The Chinese cosmetics giant's shares once traded 56 percent higher than their initial public offering price of HK$29.80, before closing 54.4 percent up on Phillip Securities' platform, generating a paper gain of HK$1,620 for a board lot of 100 shares.
Data from brokers indicate that the IPO drew the highest amount of margin loans this year, at HK$156 billion, surpassing China Resources Beverage's (2460) figure of HK$132.4 billion.
The HK$210 million IPO was more than 742 times oversubscribed, the fourth highest among Hong Kong IPOs this year.
Meanwhile, Chinese autonomous-driving technology firm Minieye passed its listing hearing in the city recently, becoming one of the country's five self-driving services unicorns starting or planning to sell shares in capital markets in the past five months, following Black Sesame International (2533), Horizon Robotics (9660), WeRide and Pony AI.
The Shenzhen based company offers autonomous driving services to at least 35 automotive original equipment manufacturers.
Alibaba (9988) chief executive officer Eddie Wu Yongming holds a 2.5 percent stake in Minieye.
Besides, China International Capital Corporation (3908), which also has a 5.5 percent stake in the firm, and Citic Securities (6030) are sponsors of the IPO.
In other IPO news, Shanghai-listed Jiangsu Hengrui Pharmaceuticals plans to apply for a dual listing in Hong Kong. It may list within 18 months and raise up to US$2 billion (HK$15.6 billion).

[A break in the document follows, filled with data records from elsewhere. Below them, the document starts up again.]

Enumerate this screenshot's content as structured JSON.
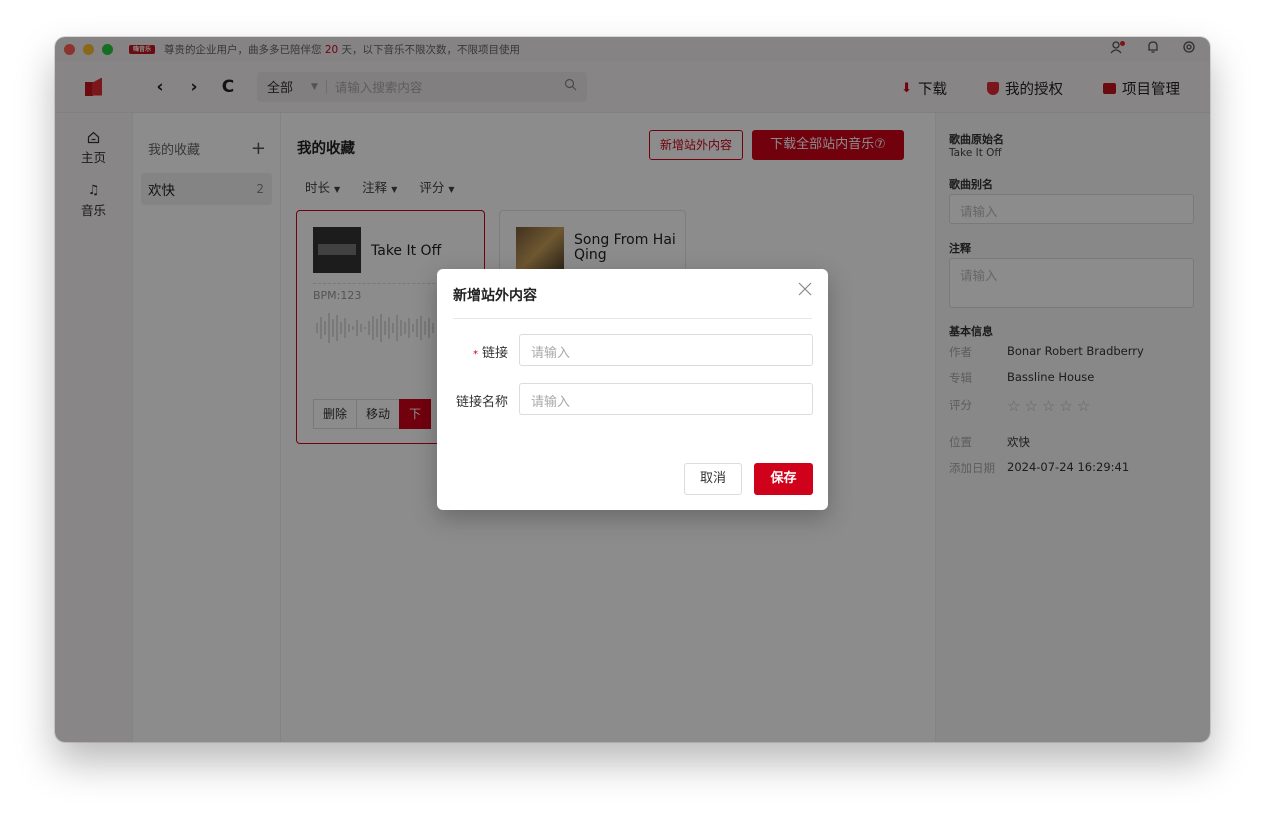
{
  "titlebar": {
    "badge": "嗨音乐",
    "notice_prefix": "尊贵的企业用户，曲多多已陪伴您 ",
    "notice_days": "20",
    "notice_suffix": " 天，以下音乐不限次数，不限项目使用"
  },
  "toolbar": {
    "back_icon": "‹",
    "forward_icon": "›",
    "refresh_icon": "C",
    "search_scope": "全部",
    "search_placeholder": "请输入搜索内容",
    "download_label": "下载",
    "license_label": "我的授权",
    "project_label": "项目管理"
  },
  "sidebar": {
    "items": [
      {
        "label": "主页",
        "icon": "home-icon"
      },
      {
        "label": "音乐",
        "icon": "music-icon"
      }
    ]
  },
  "collections": {
    "header": "我的收藏",
    "items": [
      {
        "name": "欢快",
        "count": "2"
      }
    ]
  },
  "main": {
    "title": "我的收藏",
    "add_external_label": "新增站外内容",
    "download_all_label": "下载全部站内音乐⑦",
    "filters": [
      "时长",
      "注释",
      "评分"
    ],
    "cards": [
      {
        "title": "Take It Off",
        "bpm": "BPM:123",
        "actions": [
          "删除",
          "移动",
          "下"
        ]
      },
      {
        "title": "Song From Hai Qing"
      }
    ]
  },
  "detail": {
    "original_name_label": "歌曲原始名",
    "original_name": "Take It Off",
    "alias_label": "歌曲别名",
    "alias_placeholder": "请输入",
    "note_label": "注释",
    "note_placeholder": "请输入",
    "basic_info_label": "基本信息",
    "author_key": "作者",
    "author": "Bonar Robert Bradberry",
    "album_key": "专辑",
    "album": "Bassline House",
    "rating_key": "评分",
    "rating": 0,
    "location_key": "位置",
    "location": "欢快",
    "added_key": "添加日期",
    "added": "2024-07-24 16:29:41"
  },
  "modal": {
    "title": "新增站外内容",
    "link_label": "链接",
    "link_placeholder": "请输入",
    "link_name_label": "链接名称",
    "link_name_placeholder": "请输入",
    "cancel_label": "取消",
    "save_label": "保存"
  },
  "colors": {
    "accent": "#d0021b",
    "overlay": "rgba(0,0,0,0.45)"
  }
}
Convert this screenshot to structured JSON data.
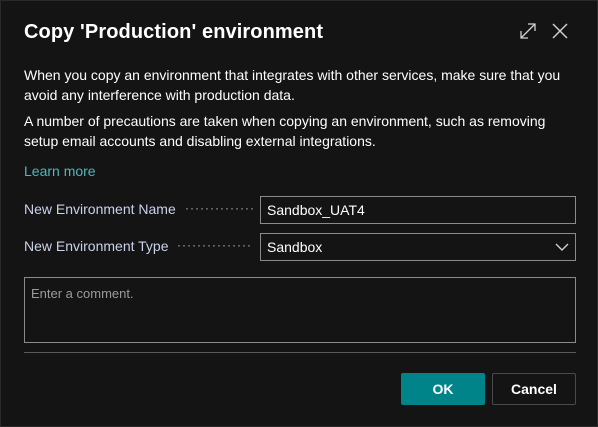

Also, Hong Kong hotpot chain The Great Restaurant Development has filed for a US IPO aiming to raise up to US$12 million with an indicative price range from US$4 to US$6 per share. The company, which was valued at between US$82.4 million and US$124 million, plans to issue 2 million shares.
Meanwhile, regulators in the mainland and Hong Kong have told some of the world's biggest investment banks to help speed up Chinese companies' listings in the city, said sources, in a bid to boost fundraising overseas and revitalize the world's second biggest economy.
The China Securities Regulatory Commission in October told two meetings, attended by more than 10 banks and law firms, that it was working towards speeding up some approvals for offshore listings.
Bankers from JP Morgan, Morgan Stanley, Goldman Sachs, UBS and Chinese firms CICC and Huatai Securities (6886), among others, attended the meetings, according to the sources.